The Chinese authorities acknowledged last month that 80 per cent of private companies “frequently violated” workers’ rights. Mick Duncan, national secretary of the anti-sweatshop campaign No Sweat, said: “There has been an increase in workers’ unrest and rebellion and in strikes and even kidnappings of factory managers and people do not resort to those kind of measures unless they are really forced to.
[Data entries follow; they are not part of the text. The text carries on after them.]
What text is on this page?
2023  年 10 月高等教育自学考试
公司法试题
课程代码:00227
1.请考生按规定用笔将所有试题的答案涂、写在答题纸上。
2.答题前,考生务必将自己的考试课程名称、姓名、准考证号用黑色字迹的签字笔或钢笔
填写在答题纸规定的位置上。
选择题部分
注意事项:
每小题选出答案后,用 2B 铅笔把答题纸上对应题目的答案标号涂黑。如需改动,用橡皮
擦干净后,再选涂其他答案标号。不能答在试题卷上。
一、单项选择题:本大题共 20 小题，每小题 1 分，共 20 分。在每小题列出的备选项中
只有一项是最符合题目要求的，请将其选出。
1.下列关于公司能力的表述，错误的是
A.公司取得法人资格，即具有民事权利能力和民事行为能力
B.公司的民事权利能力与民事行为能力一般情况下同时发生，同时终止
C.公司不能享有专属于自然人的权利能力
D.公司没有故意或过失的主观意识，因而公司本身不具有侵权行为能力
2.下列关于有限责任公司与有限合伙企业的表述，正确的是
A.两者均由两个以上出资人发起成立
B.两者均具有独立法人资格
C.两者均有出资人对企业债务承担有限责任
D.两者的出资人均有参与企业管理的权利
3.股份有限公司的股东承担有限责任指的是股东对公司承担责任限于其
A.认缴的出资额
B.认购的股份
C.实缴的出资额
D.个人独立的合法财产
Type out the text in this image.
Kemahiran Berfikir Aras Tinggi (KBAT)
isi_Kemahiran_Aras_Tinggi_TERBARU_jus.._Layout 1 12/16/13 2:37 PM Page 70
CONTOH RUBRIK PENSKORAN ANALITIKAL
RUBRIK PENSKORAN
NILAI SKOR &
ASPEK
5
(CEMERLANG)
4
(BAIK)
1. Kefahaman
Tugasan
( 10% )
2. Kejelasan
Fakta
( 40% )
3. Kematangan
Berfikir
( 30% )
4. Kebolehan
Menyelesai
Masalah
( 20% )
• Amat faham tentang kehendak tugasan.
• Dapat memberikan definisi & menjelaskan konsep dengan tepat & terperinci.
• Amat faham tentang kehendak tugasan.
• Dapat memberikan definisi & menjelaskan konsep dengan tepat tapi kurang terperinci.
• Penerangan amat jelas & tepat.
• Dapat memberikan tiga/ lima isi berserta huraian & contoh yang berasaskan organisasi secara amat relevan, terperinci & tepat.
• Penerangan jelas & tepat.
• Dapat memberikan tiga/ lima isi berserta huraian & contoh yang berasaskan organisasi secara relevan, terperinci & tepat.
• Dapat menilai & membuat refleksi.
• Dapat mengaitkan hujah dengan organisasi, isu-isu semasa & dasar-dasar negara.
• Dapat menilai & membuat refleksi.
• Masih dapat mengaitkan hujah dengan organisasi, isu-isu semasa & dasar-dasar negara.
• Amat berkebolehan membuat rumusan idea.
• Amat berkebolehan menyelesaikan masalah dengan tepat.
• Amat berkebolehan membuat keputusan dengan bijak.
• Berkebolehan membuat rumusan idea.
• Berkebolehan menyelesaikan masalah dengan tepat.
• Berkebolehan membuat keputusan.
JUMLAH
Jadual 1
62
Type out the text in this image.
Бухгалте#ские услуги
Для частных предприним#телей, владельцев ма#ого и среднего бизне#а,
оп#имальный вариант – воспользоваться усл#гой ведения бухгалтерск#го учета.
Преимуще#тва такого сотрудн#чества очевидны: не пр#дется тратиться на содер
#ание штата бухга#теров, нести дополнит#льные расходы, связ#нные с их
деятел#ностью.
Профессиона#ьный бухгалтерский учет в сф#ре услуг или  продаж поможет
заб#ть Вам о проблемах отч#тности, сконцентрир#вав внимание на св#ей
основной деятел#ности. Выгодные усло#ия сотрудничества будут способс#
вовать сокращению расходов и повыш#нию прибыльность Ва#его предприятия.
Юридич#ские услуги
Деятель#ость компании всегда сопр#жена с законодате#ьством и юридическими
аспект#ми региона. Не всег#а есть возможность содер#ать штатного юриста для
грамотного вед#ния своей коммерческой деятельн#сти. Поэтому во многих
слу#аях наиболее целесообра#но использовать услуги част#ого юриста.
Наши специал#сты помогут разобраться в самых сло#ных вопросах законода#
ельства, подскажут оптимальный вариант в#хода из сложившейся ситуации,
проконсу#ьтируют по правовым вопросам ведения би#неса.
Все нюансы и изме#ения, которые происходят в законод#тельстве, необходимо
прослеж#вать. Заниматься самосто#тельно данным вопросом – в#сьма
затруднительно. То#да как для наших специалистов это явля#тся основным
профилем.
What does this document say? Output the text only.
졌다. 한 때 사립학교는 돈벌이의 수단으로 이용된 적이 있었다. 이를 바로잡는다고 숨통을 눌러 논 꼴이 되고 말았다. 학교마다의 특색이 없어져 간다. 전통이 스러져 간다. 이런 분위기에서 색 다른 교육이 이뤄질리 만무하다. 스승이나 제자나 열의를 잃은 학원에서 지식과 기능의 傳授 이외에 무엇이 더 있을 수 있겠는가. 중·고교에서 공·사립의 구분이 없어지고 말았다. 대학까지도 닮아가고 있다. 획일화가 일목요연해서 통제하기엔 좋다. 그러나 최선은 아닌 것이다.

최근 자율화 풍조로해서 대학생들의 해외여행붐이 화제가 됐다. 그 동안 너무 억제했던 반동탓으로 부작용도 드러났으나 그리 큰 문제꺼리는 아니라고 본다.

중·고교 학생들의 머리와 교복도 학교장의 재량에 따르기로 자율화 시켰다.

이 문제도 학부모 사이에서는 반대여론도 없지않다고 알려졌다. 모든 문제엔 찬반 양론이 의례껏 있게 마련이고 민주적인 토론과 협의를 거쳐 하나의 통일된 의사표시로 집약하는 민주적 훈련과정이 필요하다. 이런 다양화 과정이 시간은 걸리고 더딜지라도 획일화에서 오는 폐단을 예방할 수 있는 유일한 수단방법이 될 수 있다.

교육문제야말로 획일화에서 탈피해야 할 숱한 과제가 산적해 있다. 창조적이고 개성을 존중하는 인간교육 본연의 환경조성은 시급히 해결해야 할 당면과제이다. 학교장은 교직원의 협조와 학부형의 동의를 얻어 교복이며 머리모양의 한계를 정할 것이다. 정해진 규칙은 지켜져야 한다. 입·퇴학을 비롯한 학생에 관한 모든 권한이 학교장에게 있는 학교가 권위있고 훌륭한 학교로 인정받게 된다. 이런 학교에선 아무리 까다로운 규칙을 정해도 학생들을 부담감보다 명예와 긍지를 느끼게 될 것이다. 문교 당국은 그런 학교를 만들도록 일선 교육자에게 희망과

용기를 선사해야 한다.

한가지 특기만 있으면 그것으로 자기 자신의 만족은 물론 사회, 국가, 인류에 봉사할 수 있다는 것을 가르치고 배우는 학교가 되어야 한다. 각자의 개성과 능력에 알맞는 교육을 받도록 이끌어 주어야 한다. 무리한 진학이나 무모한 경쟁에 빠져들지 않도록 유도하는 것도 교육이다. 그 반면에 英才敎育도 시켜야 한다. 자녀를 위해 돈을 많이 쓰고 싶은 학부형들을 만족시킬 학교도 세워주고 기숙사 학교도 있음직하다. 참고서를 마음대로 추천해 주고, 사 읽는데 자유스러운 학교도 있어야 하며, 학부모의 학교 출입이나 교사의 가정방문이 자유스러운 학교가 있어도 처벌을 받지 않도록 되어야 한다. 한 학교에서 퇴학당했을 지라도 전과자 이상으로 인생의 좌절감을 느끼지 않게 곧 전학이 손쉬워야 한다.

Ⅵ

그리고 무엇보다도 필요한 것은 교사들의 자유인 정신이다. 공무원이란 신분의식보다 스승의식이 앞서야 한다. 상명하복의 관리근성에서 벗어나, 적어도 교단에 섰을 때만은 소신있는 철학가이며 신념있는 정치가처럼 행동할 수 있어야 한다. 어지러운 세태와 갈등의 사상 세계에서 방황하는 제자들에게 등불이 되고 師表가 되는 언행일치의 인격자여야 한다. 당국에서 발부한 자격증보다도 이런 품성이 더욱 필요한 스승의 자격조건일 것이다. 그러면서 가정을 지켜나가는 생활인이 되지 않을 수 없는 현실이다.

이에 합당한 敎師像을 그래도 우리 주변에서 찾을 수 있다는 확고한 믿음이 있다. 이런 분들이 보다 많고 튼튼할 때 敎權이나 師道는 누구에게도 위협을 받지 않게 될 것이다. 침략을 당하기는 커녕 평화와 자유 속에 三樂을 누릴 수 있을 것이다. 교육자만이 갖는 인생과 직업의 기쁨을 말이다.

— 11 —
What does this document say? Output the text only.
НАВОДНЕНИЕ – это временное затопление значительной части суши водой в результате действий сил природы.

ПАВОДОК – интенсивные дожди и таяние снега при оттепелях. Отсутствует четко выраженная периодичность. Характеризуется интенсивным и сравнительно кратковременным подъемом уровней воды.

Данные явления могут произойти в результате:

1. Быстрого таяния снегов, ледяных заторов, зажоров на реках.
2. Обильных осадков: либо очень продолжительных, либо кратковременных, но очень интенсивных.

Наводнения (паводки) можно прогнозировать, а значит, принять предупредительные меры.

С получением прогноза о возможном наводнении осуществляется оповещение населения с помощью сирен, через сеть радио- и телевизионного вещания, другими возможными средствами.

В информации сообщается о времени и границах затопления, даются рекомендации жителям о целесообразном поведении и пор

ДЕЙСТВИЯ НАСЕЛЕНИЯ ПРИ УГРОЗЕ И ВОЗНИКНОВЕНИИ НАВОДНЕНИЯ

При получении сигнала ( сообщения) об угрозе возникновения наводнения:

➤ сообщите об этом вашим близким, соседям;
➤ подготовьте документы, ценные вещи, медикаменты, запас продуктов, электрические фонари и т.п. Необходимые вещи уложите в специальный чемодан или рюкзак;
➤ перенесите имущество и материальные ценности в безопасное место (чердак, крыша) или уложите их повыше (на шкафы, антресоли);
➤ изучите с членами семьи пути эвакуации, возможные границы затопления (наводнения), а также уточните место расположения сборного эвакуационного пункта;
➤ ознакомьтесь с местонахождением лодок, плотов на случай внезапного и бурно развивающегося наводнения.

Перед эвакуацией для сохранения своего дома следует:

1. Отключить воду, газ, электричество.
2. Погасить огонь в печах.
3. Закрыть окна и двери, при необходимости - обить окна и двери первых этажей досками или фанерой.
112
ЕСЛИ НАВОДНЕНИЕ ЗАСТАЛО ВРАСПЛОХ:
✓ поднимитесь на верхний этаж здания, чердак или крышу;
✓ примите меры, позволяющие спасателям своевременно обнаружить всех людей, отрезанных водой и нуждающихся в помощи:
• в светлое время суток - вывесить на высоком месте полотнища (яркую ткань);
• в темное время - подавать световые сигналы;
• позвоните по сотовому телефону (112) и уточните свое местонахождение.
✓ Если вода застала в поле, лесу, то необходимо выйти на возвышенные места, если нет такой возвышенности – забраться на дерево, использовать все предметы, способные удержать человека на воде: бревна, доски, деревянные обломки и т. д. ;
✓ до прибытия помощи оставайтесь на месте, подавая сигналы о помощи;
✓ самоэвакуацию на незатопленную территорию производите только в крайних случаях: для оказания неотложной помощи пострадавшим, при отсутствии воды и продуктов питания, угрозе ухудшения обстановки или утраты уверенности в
I think that’s an indication of how awful things are.”
The growth in trade with China
By Martin Hodgson
* Figures published this week showed that China’s trade surplus with the rest of the world more than tripled to $102bn (£58bn) last year, as its exports outstripped imports.
* The country’s exports rose by 28.4 per cent to $762bn (£429bn), while its imports rose by just under 18 per cent to $660bn (£371bn).
* China’s biggest trading partner was the European Union, with bilateral trade rising by 22.6 per cent to $217bn (£122bn) in 2005. The US is China’s second largest trade partner, followed by Japan.
* Within the EU, the UK is China’s third largest trading partner, importing £10.6bn of goods from China during 2004, the last year for which the Department of Trade and Industry has published figures.
* China’s principal exports to Britain are IT and telecommunications equipment, clothes, toys, furniture and machinery.
* Figures for December suggest the rate of China’s export growth was beginning to slow, and some analysts predict export growth could drop compared with last year as the US loses its appetite for cheap Chinese goods and the yuan gains value.
* Last year, Beijing revalued the yuan for the first time in a decade, allowing its value to fluctuate within a narrow trading band, but many analysts believe it could strengthen further if China allowed it to trade freely.